Although the original temple was built in 14th-15th century during the rule of Chutia kings Lakshminarayan and Satyanarayan, it was shifted to the present location in mid-17th century by the grandson of Sankardeva, Damodar Ata as Laumura Satra, during the rule of Ahom king Jayadhwaj Singha. There is controversy whether Damodar Ata came from Bijani or from Upper Assam.

The land of the Satra (where it was originally located) was donated by the Chutia king of Sadhayapur/Sadiya, Satyanarayan in 1392 A.D. to a Brahmin named Narayan Dwij for Bishnu Puja.
Later, a Brahmin family took the land and finally a member of the Brahmin family 'Bahude' gave the land to Damodar Ata in the 17th century. According to others, in 1401 A.D., Sadhayapuriya/Sadiya Chutia king Laxminarayan devoted the land to Ravidev Basaspati for Bishnu Puja. From this family, the land was eventually transferred to Damodar Ata for setting up the Satra in the 17th century. From then on, the temple and the satra merged and it was known as Narua Satra.

After Damodar Ata's death, Ramakanta Ata took the place of the Adhikar. However, having to look two other Satras a well, Basudev Than, due to neglection, almost turned into a forest. In 1683, Ramdev Ata took the place of the Adhikar, after the death of Ramakanta Ata. Here the land of the temple was granted to a priest named  Ravidas Vanaspati whose descendant Bahude finally gave the land to the Vaishnavite saint Damodardev Ata for setting up the Satra. From then on, the temple and the satra merged and it was known as Narua Satra. During this time, the temple was finally transferred to the present-day location. By that time, the Ahom kings started to pay respect to the Satradhikars. In 1707, Ahom king Gourinath Singha decided to visit this satra. However, he had to return from a place now called Uvata Sampara (Uvata meaning 'to return'). Knowing this, Satradhikar felt sorry, left this satra and went to live in Barpeta. Later on, when king came to know of this, he regretted and sent Mahidhar Dangariya there and bestowed a Bor-Kah.

Gradually, this place became deserted. This remained so till the arrival of Rangain Aldhara. Later on, Achyut Ata, with the help of Aldhara established a temple there. The Basudev Mandir was established in 'Maghi Purnima'. And thus, people organize Pal Nam every year on Maghi Purnima till date. His brother, Mahesh Ata built a big Namghar there. Over the years priest like Rupendra Dev Goswami, Bhupendra Dev Goswami have taken charge of the temple.

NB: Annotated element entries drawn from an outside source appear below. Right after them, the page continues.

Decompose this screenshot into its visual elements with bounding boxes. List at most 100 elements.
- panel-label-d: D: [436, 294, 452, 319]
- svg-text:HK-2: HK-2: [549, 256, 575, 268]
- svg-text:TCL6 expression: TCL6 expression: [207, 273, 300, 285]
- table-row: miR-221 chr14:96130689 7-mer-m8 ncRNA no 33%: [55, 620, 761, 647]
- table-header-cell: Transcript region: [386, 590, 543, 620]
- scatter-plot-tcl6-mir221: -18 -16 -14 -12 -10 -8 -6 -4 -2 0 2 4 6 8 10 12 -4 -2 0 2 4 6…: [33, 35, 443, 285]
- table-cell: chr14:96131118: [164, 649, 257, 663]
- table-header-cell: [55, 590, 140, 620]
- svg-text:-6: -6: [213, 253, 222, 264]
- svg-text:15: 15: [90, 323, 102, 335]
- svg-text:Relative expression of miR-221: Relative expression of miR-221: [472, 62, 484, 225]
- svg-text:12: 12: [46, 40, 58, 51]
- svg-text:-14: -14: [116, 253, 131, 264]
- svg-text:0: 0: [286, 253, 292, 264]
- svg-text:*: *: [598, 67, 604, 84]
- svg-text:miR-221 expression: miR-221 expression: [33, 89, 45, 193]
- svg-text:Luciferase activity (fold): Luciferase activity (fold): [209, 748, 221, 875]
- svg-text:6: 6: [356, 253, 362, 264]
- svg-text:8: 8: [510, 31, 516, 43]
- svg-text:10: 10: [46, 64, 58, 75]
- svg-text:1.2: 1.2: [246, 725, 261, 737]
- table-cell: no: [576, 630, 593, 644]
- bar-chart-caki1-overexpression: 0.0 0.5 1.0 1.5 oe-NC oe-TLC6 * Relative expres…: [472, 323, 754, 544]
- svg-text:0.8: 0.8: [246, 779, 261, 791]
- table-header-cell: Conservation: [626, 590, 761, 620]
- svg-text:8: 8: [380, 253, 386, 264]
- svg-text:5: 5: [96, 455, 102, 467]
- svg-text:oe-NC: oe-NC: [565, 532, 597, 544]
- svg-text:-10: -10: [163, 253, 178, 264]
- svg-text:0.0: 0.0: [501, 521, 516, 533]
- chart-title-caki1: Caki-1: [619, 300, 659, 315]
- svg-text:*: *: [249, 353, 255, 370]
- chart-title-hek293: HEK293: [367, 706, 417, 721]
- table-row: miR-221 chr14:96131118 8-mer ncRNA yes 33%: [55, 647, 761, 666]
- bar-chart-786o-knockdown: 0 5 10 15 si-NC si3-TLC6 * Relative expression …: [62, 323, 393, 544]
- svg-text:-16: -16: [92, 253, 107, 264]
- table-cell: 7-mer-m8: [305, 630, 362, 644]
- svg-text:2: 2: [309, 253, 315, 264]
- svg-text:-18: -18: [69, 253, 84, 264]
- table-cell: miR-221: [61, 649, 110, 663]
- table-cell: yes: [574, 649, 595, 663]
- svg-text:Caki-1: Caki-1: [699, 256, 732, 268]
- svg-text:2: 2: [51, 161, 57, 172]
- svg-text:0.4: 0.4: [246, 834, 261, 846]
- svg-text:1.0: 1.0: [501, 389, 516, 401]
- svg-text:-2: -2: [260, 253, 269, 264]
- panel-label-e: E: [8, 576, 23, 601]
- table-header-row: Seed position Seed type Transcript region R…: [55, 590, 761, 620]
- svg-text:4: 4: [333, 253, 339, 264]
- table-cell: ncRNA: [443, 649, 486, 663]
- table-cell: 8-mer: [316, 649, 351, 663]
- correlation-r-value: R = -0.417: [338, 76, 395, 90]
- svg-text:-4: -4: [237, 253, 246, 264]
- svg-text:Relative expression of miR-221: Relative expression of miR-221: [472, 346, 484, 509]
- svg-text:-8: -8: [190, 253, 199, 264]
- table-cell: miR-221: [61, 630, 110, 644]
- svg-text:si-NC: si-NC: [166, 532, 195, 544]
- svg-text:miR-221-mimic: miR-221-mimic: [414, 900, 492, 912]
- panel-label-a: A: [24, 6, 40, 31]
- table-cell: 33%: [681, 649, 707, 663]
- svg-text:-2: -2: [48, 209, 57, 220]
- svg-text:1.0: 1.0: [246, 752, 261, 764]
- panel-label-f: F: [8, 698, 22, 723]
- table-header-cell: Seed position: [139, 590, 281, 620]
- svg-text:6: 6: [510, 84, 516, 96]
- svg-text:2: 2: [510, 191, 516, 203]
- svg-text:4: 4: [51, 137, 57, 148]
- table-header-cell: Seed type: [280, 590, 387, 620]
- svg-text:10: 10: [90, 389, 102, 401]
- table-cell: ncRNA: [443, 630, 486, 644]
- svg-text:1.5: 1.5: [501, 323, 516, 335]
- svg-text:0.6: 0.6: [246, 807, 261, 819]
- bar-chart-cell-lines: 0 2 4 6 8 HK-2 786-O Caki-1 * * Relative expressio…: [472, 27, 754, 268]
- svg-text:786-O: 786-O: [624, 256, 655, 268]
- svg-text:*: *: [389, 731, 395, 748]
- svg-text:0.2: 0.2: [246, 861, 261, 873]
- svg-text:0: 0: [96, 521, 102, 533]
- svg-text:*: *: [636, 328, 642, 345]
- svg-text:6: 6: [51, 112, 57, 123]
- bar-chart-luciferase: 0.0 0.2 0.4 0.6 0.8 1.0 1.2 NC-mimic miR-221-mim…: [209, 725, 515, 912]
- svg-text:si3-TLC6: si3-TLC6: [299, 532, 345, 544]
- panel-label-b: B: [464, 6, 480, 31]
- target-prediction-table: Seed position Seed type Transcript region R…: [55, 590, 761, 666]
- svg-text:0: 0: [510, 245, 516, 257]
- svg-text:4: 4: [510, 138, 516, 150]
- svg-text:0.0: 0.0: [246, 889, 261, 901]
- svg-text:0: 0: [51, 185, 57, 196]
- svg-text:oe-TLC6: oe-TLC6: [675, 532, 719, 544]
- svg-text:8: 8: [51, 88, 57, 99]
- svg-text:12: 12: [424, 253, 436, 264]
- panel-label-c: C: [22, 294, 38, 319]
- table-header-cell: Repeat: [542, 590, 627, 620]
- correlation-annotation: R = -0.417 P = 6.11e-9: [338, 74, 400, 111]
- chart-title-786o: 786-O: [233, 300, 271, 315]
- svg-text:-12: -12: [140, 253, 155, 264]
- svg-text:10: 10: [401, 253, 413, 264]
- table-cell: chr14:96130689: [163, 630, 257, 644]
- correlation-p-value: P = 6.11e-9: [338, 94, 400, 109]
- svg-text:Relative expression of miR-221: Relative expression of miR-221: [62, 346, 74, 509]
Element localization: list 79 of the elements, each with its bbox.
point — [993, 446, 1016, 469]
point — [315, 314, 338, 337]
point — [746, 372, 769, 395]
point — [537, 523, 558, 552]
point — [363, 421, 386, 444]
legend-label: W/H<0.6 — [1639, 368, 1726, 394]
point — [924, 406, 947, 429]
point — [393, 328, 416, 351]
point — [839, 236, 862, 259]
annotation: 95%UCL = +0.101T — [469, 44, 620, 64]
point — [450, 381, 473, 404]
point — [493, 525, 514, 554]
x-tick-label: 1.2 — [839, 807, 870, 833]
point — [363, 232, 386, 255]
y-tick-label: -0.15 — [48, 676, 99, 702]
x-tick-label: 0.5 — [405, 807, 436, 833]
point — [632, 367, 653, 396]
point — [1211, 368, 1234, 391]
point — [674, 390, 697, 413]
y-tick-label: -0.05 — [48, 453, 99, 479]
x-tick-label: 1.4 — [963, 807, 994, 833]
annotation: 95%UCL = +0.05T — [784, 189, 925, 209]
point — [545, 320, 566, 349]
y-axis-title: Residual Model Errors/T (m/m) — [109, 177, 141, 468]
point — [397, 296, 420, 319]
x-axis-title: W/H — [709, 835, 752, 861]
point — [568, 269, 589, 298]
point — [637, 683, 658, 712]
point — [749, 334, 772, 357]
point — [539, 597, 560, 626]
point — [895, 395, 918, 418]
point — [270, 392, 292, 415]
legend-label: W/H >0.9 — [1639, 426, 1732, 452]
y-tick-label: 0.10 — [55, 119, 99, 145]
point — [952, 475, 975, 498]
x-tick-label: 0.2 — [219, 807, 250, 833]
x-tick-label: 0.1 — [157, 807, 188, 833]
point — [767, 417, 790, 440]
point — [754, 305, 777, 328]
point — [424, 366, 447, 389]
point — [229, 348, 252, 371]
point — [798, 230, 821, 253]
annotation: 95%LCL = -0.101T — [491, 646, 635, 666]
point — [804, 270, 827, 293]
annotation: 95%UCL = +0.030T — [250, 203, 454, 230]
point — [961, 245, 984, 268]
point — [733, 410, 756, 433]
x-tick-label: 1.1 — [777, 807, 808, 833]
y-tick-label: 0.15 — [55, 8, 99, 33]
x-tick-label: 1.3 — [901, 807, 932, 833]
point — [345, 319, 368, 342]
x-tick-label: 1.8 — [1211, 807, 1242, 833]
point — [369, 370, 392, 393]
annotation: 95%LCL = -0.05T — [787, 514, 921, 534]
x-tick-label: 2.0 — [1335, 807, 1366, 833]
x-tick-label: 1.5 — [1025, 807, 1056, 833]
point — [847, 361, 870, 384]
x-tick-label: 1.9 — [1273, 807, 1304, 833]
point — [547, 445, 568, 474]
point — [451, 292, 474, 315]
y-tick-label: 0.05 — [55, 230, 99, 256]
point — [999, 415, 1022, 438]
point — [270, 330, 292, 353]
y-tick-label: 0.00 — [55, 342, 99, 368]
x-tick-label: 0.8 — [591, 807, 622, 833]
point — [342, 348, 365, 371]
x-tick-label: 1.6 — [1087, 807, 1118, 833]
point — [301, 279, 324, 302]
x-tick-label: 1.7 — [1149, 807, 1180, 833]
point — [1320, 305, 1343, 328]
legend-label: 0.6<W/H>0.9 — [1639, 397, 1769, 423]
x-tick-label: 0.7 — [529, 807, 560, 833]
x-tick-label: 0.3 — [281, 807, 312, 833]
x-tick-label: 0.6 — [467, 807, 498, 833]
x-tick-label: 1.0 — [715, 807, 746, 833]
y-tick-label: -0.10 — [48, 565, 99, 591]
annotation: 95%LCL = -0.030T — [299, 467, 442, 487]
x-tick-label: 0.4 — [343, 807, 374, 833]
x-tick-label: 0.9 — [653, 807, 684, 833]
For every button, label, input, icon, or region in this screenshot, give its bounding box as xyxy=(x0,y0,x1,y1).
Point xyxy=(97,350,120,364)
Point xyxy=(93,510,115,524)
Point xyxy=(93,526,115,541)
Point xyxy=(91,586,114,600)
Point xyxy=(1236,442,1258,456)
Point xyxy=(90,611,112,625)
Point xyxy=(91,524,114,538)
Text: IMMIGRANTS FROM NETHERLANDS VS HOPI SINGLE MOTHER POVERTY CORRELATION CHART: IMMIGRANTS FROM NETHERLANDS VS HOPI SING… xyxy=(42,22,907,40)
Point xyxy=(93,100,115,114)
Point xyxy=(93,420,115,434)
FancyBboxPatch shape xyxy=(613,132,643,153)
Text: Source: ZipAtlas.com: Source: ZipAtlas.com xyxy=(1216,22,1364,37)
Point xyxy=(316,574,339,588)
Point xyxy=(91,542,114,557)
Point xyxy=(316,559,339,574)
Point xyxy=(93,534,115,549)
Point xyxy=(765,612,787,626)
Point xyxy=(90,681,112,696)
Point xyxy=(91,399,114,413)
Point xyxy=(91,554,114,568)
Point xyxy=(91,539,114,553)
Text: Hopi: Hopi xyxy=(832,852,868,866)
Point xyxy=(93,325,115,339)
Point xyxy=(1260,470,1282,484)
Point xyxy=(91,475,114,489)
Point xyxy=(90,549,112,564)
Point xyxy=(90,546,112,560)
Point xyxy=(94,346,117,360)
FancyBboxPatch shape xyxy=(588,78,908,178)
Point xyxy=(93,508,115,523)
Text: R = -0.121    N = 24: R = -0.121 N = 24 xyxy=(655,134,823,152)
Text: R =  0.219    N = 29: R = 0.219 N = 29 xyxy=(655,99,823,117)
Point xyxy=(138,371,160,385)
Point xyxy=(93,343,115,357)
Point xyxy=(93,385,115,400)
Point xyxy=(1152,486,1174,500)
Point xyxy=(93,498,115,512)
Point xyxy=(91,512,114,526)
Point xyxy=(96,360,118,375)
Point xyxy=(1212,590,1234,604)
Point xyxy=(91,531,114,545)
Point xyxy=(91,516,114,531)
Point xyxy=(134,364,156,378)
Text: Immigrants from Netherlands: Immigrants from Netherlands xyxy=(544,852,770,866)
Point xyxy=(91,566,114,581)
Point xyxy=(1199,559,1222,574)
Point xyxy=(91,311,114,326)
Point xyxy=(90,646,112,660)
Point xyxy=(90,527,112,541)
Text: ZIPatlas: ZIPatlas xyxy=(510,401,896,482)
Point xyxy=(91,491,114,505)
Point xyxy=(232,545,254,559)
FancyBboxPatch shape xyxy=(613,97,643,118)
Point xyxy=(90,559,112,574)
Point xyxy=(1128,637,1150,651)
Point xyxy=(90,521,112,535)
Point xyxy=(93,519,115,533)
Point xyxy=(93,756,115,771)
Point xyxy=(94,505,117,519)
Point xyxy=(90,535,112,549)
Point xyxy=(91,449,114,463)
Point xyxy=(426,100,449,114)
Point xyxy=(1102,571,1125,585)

According to the copper plate inscriptions found in Dhenukhana, the  statues of the former temple included Basudev, Amba and Ganesha. During the days of Damodardev, another statue of Basudev carved out of black stone is said to be transferred from Kundil in Sadiya which was the capital of Chutia kingdom. According to the manuscript Thakur Charita, a statue carved out of black stone was transferred from Sadiya during the rule of the Ahom king Jayadhwaj Singha and established in the Noruwa Satra. The statue is about 4 feet in length. This indicates that the Satra and the temple merged during the 17th century to form the Basudev Narua Satra. The other statues and artifacts found in the temple dates back to 1392 when it was established by the Chutia kings.

Access
The Lakhimpur railway station is the nearest railway station, and Lilabari Airport is the nearest airport. It is 10 km away from Dhakuakhana town.